Das soll für den Tagebau Garzweiler abgebaggert werden. Rund 3000 Demonstranten werden erwartet.
Rein rechtlich darf Tagebau Betreiber RWE das Dorf räumen lassen und dann abbaggern. Das hat ein Gericht vor kurzem entschieden, von der NRW-Landesregierung hat der Konzern ohnehin Rückendeckung bekommen.
Aktivisten wollen das verhindern, sie kündigen an, die Leerstehenden Häuser besetzen und Barrikaden errichten zu wollen.
Bei der Kundgebung am Rand des Braunkohletagebaus wird auch der letzte Landwirt am Ort, Eckardt Heukamp, erwartet. Er hatte vor kurzem nach einem verlorenen Gerichtsprozess Hof und Grundstück an RWE verkauft. Zuvor hatte das Oberverwaltungsgericht Münster entschieden, dass RWE das Grundstück des Landwirts am Braunkohletagebau Garzweiler abbaggern und dafür Vorbereitungsmaßnahmen treffen darf.

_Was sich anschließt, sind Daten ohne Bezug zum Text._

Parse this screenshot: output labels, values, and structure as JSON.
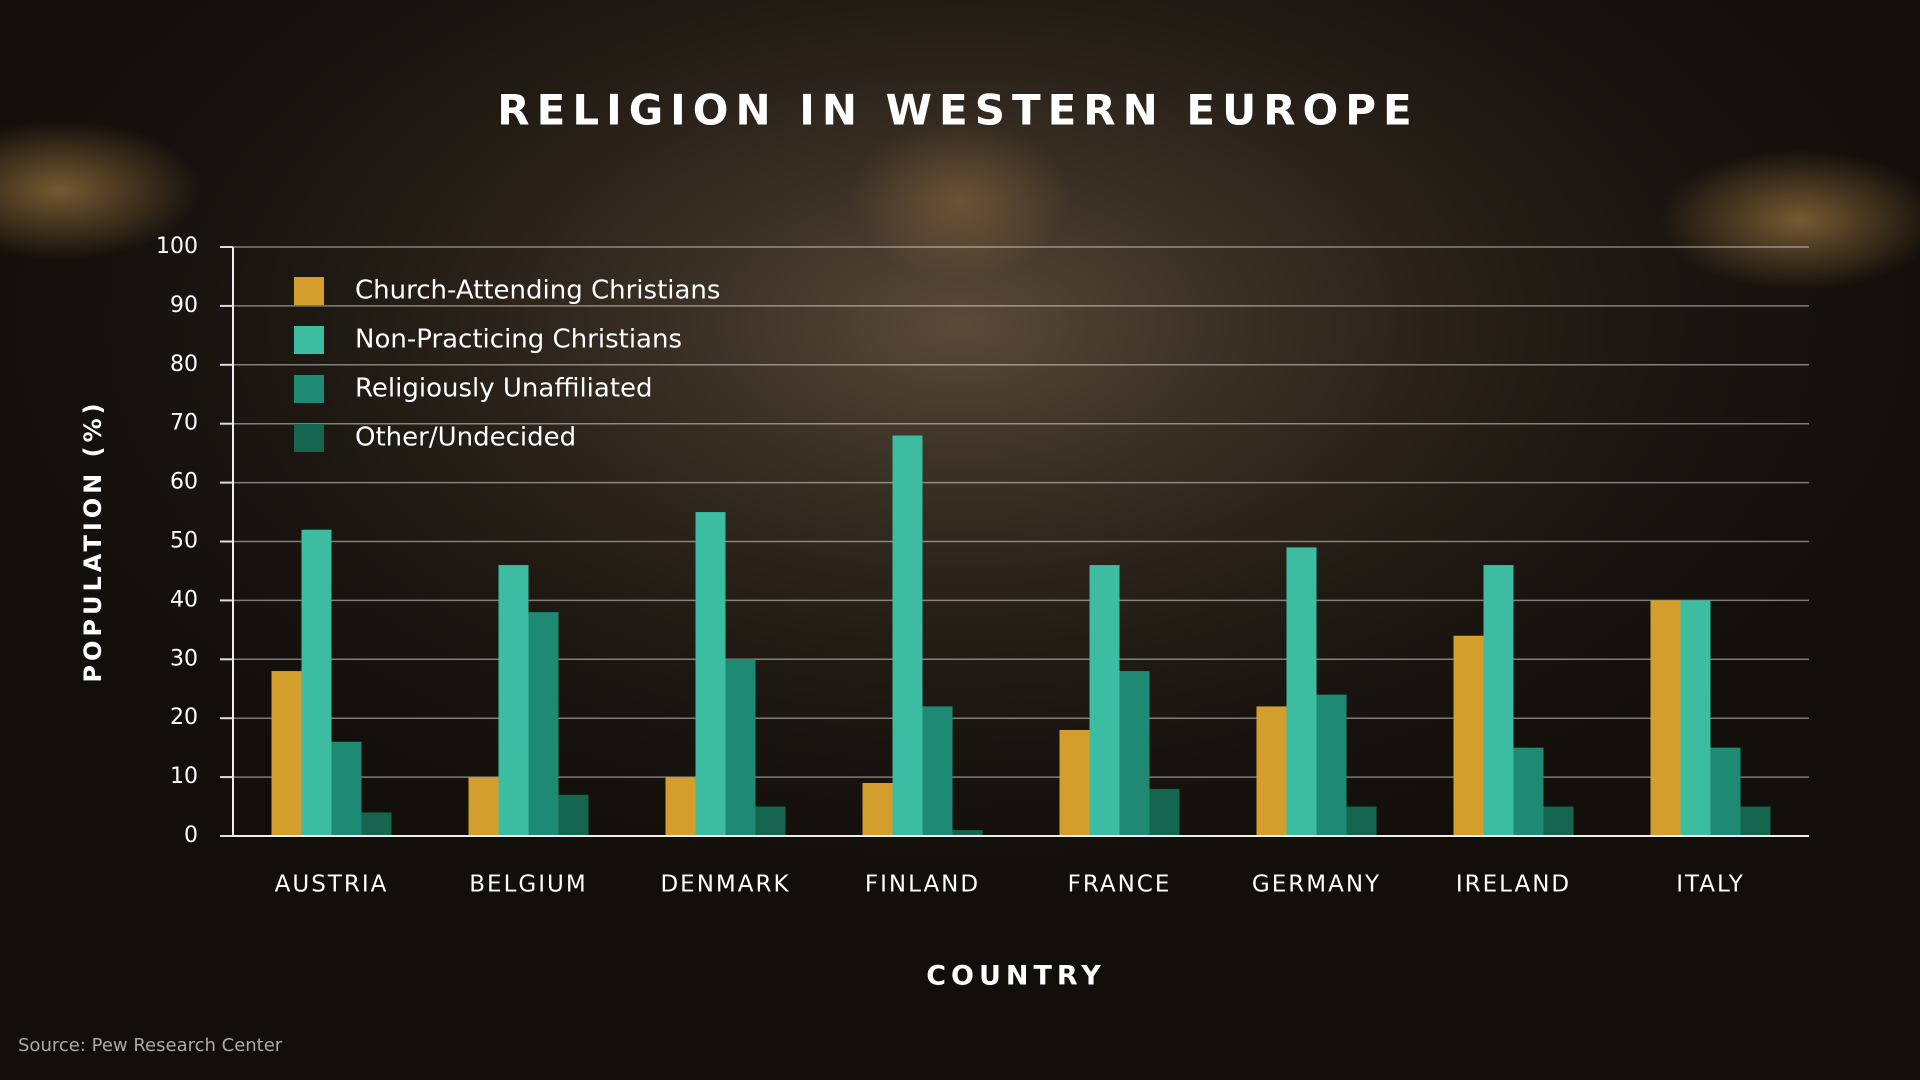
{
  "chart_data": {
    "type": "bar",
    "title": "RELIGION IN WESTERN EUROPE",
    "x_label": "COUNTRY",
    "y_label": "POPULATION (%)",
    "source": "Source: Pew Research Center",
    "categories": [
      "AUSTRIA",
      "BELGIUM",
      "DENMARK",
      "FINLAND",
      "FRANCE",
      "GERMANY",
      "IRELAND",
      "ITALY"
    ],
    "series": [
      {
        "name": "Church-Attending Christians",
        "color": "#d39e2b",
        "values": [
          28,
          10,
          10,
          9,
          18,
          22,
          34,
          40
        ]
      },
      {
        "name": "Non-Practicing Christians",
        "color": "#3cbca1",
        "values": [
          52,
          46,
          55,
          68,
          46,
          49,
          46,
          40
        ]
      },
      {
        "name": "Religiously Unaffiliated",
        "color": "#1f8a73",
        "values": [
          16,
          38,
          30,
          22,
          28,
          24,
          15,
          15
        ]
      },
      {
        "name": "Other/Undecided",
        "color": "#16664f",
        "values": [
          4,
          7,
          5,
          1,
          8,
          5,
          5,
          5
        ]
      }
    ],
    "ylim": [
      0,
      100
    ],
    "yticks": [
      0,
      10,
      20,
      30,
      40,
      50,
      60,
      70,
      80,
      90,
      100
    ],
    "grid": true,
    "legend": "top-left"
  }
}
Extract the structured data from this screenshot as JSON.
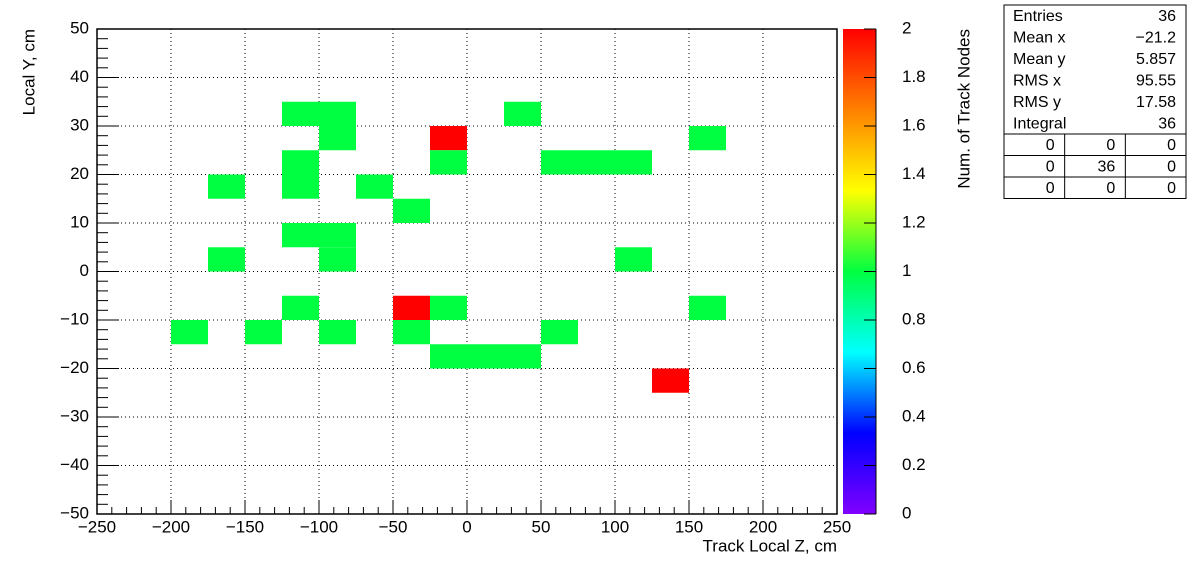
{
  "chart_data": {
    "type": "heatmap",
    "x_label": "Track Local Z, cm",
    "y_label": "Local Y, cm",
    "z_label": "Num. of Track Nodes",
    "xlim": [
      -250,
      250
    ],
    "ylim": [
      -50,
      50
    ],
    "zlim": [
      0,
      2
    ],
    "xticks": [
      {
        "value": -250,
        "label": "−250"
      },
      {
        "value": -200,
        "label": "−200"
      },
      {
        "value": -150,
        "label": "−150"
      },
      {
        "value": -100,
        "label": "−100"
      },
      {
        "value": -50,
        "label": "−50"
      },
      0,
      50,
      100,
      150,
      200,
      250
    ],
    "yticks": [
      {
        "value": -50,
        "label": "−50"
      },
      {
        "value": -40,
        "label": "−40"
      },
      {
        "value": -30,
        "label": "−30"
      },
      {
        "value": -20,
        "label": "−20"
      },
      {
        "value": -10,
        "label": "−10"
      },
      0,
      10,
      20,
      30,
      40,
      50
    ],
    "zticks": [
      0,
      0.2,
      0.4,
      0.6,
      0.8,
      1,
      1.2,
      1.4,
      1.6,
      1.8,
      2
    ],
    "grid": true,
    "palette": [
      "#8000ff",
      "#0000ff",
      "#00ffff",
      "#00ff40",
      "#ffff00",
      "#ff8000",
      "#ff0000"
    ],
    "cells": [
      {
        "x": [
          -125,
          -100
        ],
        "y": [
          30,
          35
        ],
        "value": 1
      },
      {
        "x": [
          -100,
          -75
        ],
        "y": [
          30,
          35
        ],
        "value": 1
      },
      {
        "x": [
          25,
          50
        ],
        "y": [
          30,
          35
        ],
        "value": 1
      },
      {
        "x": [
          -100,
          -75
        ],
        "y": [
          25,
          30
        ],
        "value": 1
      },
      {
        "x": [
          -25,
          0
        ],
        "y": [
          25,
          30
        ],
        "value": 2
      },
      {
        "x": [
          150,
          175
        ],
        "y": [
          25,
          30
        ],
        "value": 1
      },
      {
        "x": [
          -125,
          -100
        ],
        "y": [
          20,
          25
        ],
        "value": 1
      },
      {
        "x": [
          -25,
          0
        ],
        "y": [
          20,
          25
        ],
        "value": 1
      },
      {
        "x": [
          50,
          75
        ],
        "y": [
          20,
          25
        ],
        "value": 1
      },
      {
        "x": [
          75,
          100
        ],
        "y": [
          20,
          25
        ],
        "value": 1
      },
      {
        "x": [
          100,
          125
        ],
        "y": [
          20,
          25
        ],
        "value": 1
      },
      {
        "x": [
          -175,
          -150
        ],
        "y": [
          15,
          20
        ],
        "value": 1
      },
      {
        "x": [
          -125,
          -100
        ],
        "y": [
          15,
          20
        ],
        "value": 1
      },
      {
        "x": [
          -75,
          -50
        ],
        "y": [
          15,
          20
        ],
        "value": 1
      },
      {
        "x": [
          -50,
          -25
        ],
        "y": [
          10,
          15
        ],
        "value": 1
      },
      {
        "x": [
          -125,
          -100
        ],
        "y": [
          5,
          10
        ],
        "value": 1
      },
      {
        "x": [
          -100,
          -75
        ],
        "y": [
          5,
          10
        ],
        "value": 1
      },
      {
        "x": [
          -175,
          -150
        ],
        "y": [
          0,
          5
        ],
        "value": 1
      },
      {
        "x": [
          -100,
          -75
        ],
        "y": [
          0,
          5
        ],
        "value": 1
      },
      {
        "x": [
          100,
          125
        ],
        "y": [
          0,
          5
        ],
        "value": 1
      },
      {
        "x": [
          -125,
          -100
        ],
        "y": [
          -10,
          -5
        ],
        "value": 1
      },
      {
        "x": [
          -50,
          -25
        ],
        "y": [
          -10,
          -5
        ],
        "value": 2
      },
      {
        "x": [
          -25,
          0
        ],
        "y": [
          -10,
          -5
        ],
        "value": 1
      },
      {
        "x": [
          150,
          175
        ],
        "y": [
          -10,
          -5
        ],
        "value": 1
      },
      {
        "x": [
          -200,
          -175
        ],
        "y": [
          -15,
          -10
        ],
        "value": 1
      },
      {
        "x": [
          -150,
          -125
        ],
        "y": [
          -15,
          -10
        ],
        "value": 1
      },
      {
        "x": [
          -100,
          -75
        ],
        "y": [
          -15,
          -10
        ],
        "value": 1
      },
      {
        "x": [
          -50,
          -25
        ],
        "y": [
          -15,
          -10
        ],
        "value": 1
      },
      {
        "x": [
          50,
          75
        ],
        "y": [
          -15,
          -10
        ],
        "value": 1
      },
      {
        "x": [
          -25,
          0
        ],
        "y": [
          -20,
          -15
        ],
        "value": 1
      },
      {
        "x": [
          0,
          25
        ],
        "y": [
          -20,
          -15
        ],
        "value": 1
      },
      {
        "x": [
          25,
          50
        ],
        "y": [
          -20,
          -15
        ],
        "value": 1
      },
      {
        "x": [
          125,
          150
        ],
        "y": [
          -25,
          -20
        ],
        "value": 2
      }
    ],
    "stats": {
      "rows": [
        {
          "name": "Entries",
          "value": 36
        },
        {
          "name": "Mean x",
          "value": {
            "value": -21.2,
            "label": "−21.2"
          }
        },
        {
          "name": "Mean y",
          "value": 5.857
        },
        {
          "name": "RMS x",
          "value": 95.55
        },
        {
          "name": "RMS y",
          "value": 17.58
        },
        {
          "name": "Integral",
          "value": 36
        }
      ],
      "overflow": [
        [
          0,
          0,
          0
        ],
        [
          0,
          36,
          0
        ],
        [
          0,
          0,
          0
        ]
      ]
    }
  }
}
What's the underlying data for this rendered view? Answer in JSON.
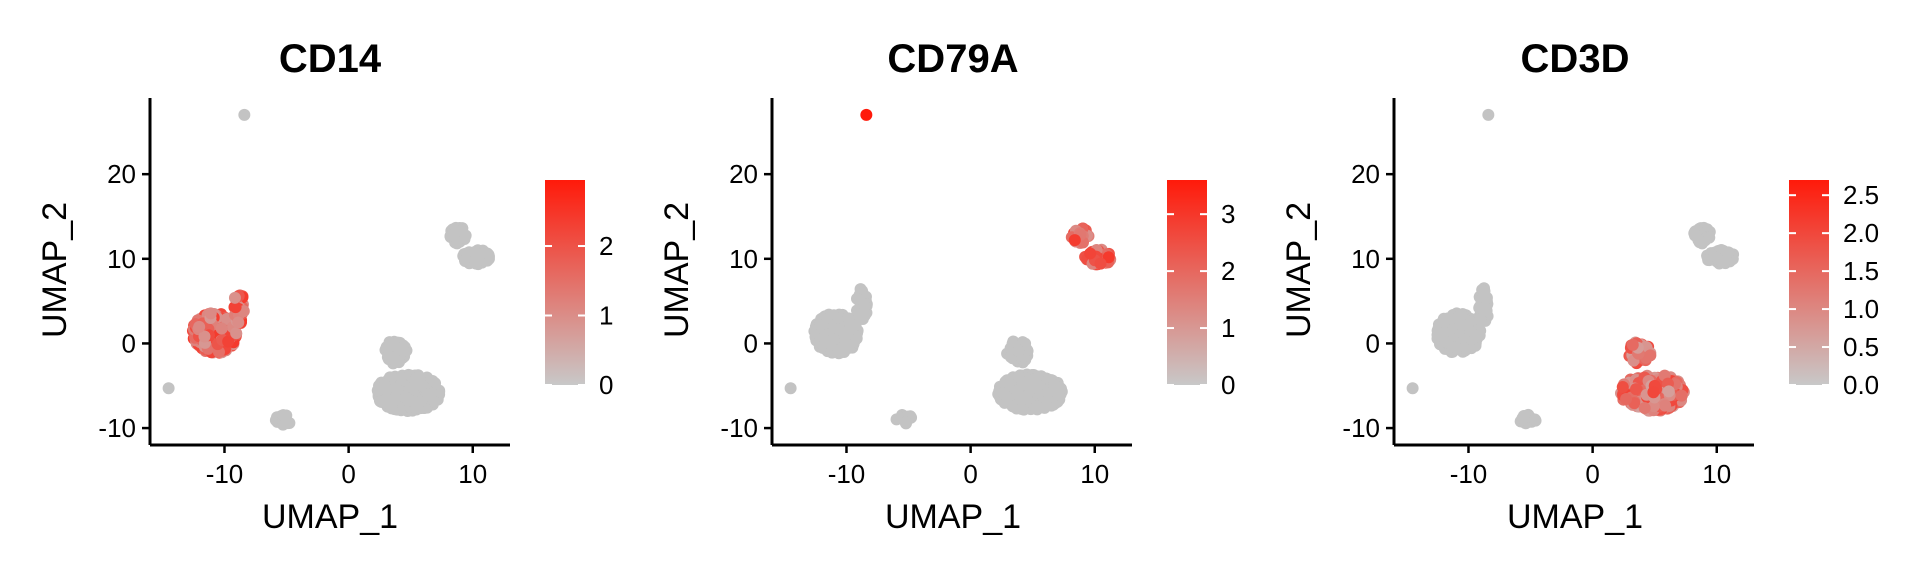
{
  "chart_data": [
    {
      "type": "scatter",
      "title": "CD14",
      "xlabel": "UMAP_1",
      "ylabel": "UMAP_2",
      "xlim": [
        -16,
        13
      ],
      "ylim": [
        -12,
        29
      ],
      "xticks": [
        -10,
        0,
        10
      ],
      "yticks": [
        -10,
        0,
        10,
        20
      ],
      "xtick_labels": [
        "-10",
        "0",
        "10"
      ],
      "ytick_labels": [
        "-10",
        "0",
        "10",
        "20"
      ],
      "colorbar": {
        "min": 0,
        "max": 2.95,
        "ticks": [
          0,
          1,
          2
        ],
        "tick_labels": [
          "0",
          "1",
          "2"
        ],
        "low_color": "#c8c8c8",
        "high_color": "#ff1a0a"
      },
      "highlight_cluster": "mono",
      "highlight_level": 0.55,
      "grid": false,
      "legend": "right"
    },
    {
      "type": "scatter",
      "title": "CD79A",
      "xlabel": "UMAP_1",
      "ylabel": "UMAP_2",
      "xlim": [
        -16,
        13
      ],
      "ylim": [
        -12,
        29
      ],
      "xticks": [
        -10,
        0,
        10
      ],
      "yticks": [
        -10,
        0,
        10,
        20
      ],
      "xtick_labels": [
        "-10",
        "0",
        "10"
      ],
      "ytick_labels": [
        "-10",
        "0",
        "10",
        "20"
      ],
      "colorbar": {
        "min": 0,
        "max": 3.6,
        "ticks": [
          0,
          1,
          2,
          3
        ],
        "tick_labels": [
          "0",
          "1",
          "2",
          "3"
        ],
        "low_color": "#c8c8c8",
        "high_color": "#ff1a0a"
      },
      "highlight_cluster": "bcell",
      "highlight_level": 0.6,
      "grid": false,
      "legend": "right"
    },
    {
      "type": "scatter",
      "title": "CD3D",
      "xlabel": "UMAP_1",
      "ylabel": "UMAP_2",
      "xlim": [
        -16,
        13
      ],
      "ylim": [
        -12,
        29
      ],
      "xticks": [
        -10,
        0,
        10
      ],
      "yticks": [
        -10,
        0,
        10,
        20
      ],
      "xtick_labels": [
        "-10",
        "0",
        "10"
      ],
      "ytick_labels": [
        "-10",
        "0",
        "10",
        "20"
      ],
      "colorbar": {
        "min": 0,
        "max": 2.7,
        "ticks": [
          0,
          0.5,
          1,
          1.5,
          2,
          2.5
        ],
        "tick_labels": [
          "0.0",
          "0.5",
          "1.0",
          "1.5",
          "2.0",
          "2.5"
        ],
        "low_color": "#c8c8c8",
        "high_color": "#ff1a0a"
      },
      "highlight_cluster": "tcell",
      "highlight_level": 0.5,
      "grid": false,
      "legend": "right"
    }
  ],
  "clusters": {
    "mono": {
      "cx": -10.8,
      "cy": 1.2,
      "rx": 1.8,
      "ry": 2.4
    },
    "mono_tail": {
      "cx": -8.8,
      "cy": 4.5,
      "rx": 0.45,
      "ry": 2.2
    },
    "tcell": {
      "cx": 4.8,
      "cy": -5.8,
      "rx": 2.6,
      "ry": 2.2
    },
    "tcell_top": {
      "cx": 3.8,
      "cy": -1.0,
      "rx": 0.9,
      "ry": 1.4
    },
    "bcell": {
      "cx": 10.3,
      "cy": 10.2,
      "rx": 1.1,
      "ry": 0.9
    },
    "bcell_tail": {
      "cx": 8.8,
      "cy": 12.8,
      "rx": 0.7,
      "ry": 1.0
    },
    "platelet": {
      "cx": -5.2,
      "cy": -9.0,
      "rx": 0.8,
      "ry": 0.6
    },
    "outlier_top": {
      "x": -8.4,
      "y": 27.0
    },
    "outlier_left": {
      "x": -14.5,
      "y": -5.3
    }
  }
}
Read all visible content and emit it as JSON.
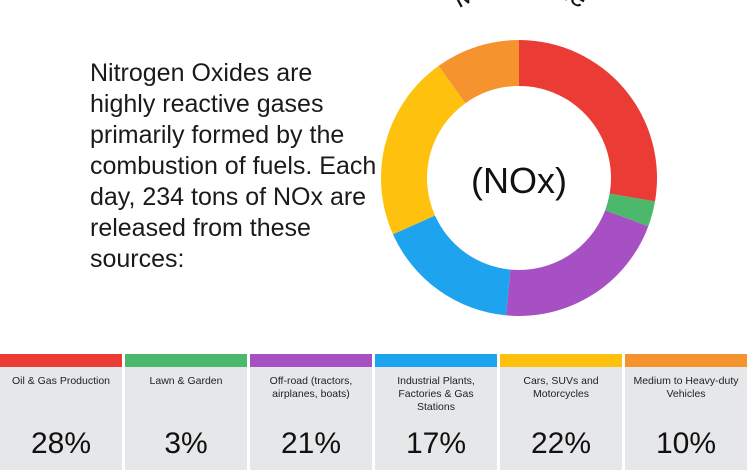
{
  "intro_text": "Nitrogen Oxides are highly reactive gases primarily formed by the combustion of fuels. Each day, 234 tons of NOx are released from these sources:",
  "chart_data": {
    "type": "pie",
    "donut": true,
    "title": "Man-Made",
    "center_label": "(NOx)",
    "categories": [
      "Oil & Gas Production",
      "Lawn & Garden",
      "Off-road (tractors, airplanes, boats)",
      "Industrial Plants, Factories & Gas Stations",
      "Cars, SUVs and Motorcycles",
      "Medium to Heavy-duty Vehicles"
    ],
    "values": [
      28,
      3,
      21,
      17,
      22,
      10
    ],
    "value_labels": [
      "28%",
      "3%",
      "21%",
      "17%",
      "22%",
      "10%"
    ],
    "colors": [
      "#ea3b34",
      "#4bb86b",
      "#a650c3",
      "#1ea4ef",
      "#fec20e",
      "#f5942f"
    ]
  },
  "cards": [
    {
      "label": "Oil & Gas Production",
      "value": "28%",
      "color": "#ea3b34"
    },
    {
      "label": "Lawn & Garden",
      "value": "3%",
      "color": "#4bb86b"
    },
    {
      "label": "Off-road (tractors, airplanes, boats)",
      "value": "21%",
      "color": "#a650c3"
    },
    {
      "label": "Industrial Plants, Factories & Gas Stations",
      "value": "17%",
      "color": "#1ea4ef"
    },
    {
      "label": "Cars, SUVs and Motorcycles",
      "value": "22%",
      "color": "#fec20e"
    },
    {
      "label": "Medium to Heavy-duty Vehicles",
      "value": "10%",
      "color": "#f5942f"
    }
  ]
}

In Lützerath leben seit etwa einem Jahr mehrere Dutzend
Klimaaktivisten, zum Teil in Baumhäusern, die wie ein Ausguck in Richtung Tagebau gerichtet sind. Sie wollen verhindern, dass der Ort für die darunter liegende Braunkohle abgebaggert wird. Für «Lützi» wollen sie an den Erfolg beim Erhalt des Hambacher Waldes anknüpfen. Seitdem feststeht, dass «Hambi» bleibt, ist es dort still geworden.
Die Polizei in Aachen erklärte, sie gehe von einem friedlichen
Verlauf der Kundgebung aus und wolle deeskalierend vor Ort sein. «Wir begrüßen den friedlichen und bunten Protest», sagte eine Polizeisprecherin. Die Polizei stehe für Dialog und Transparenz. Straftaten würden konsequent verfolgt.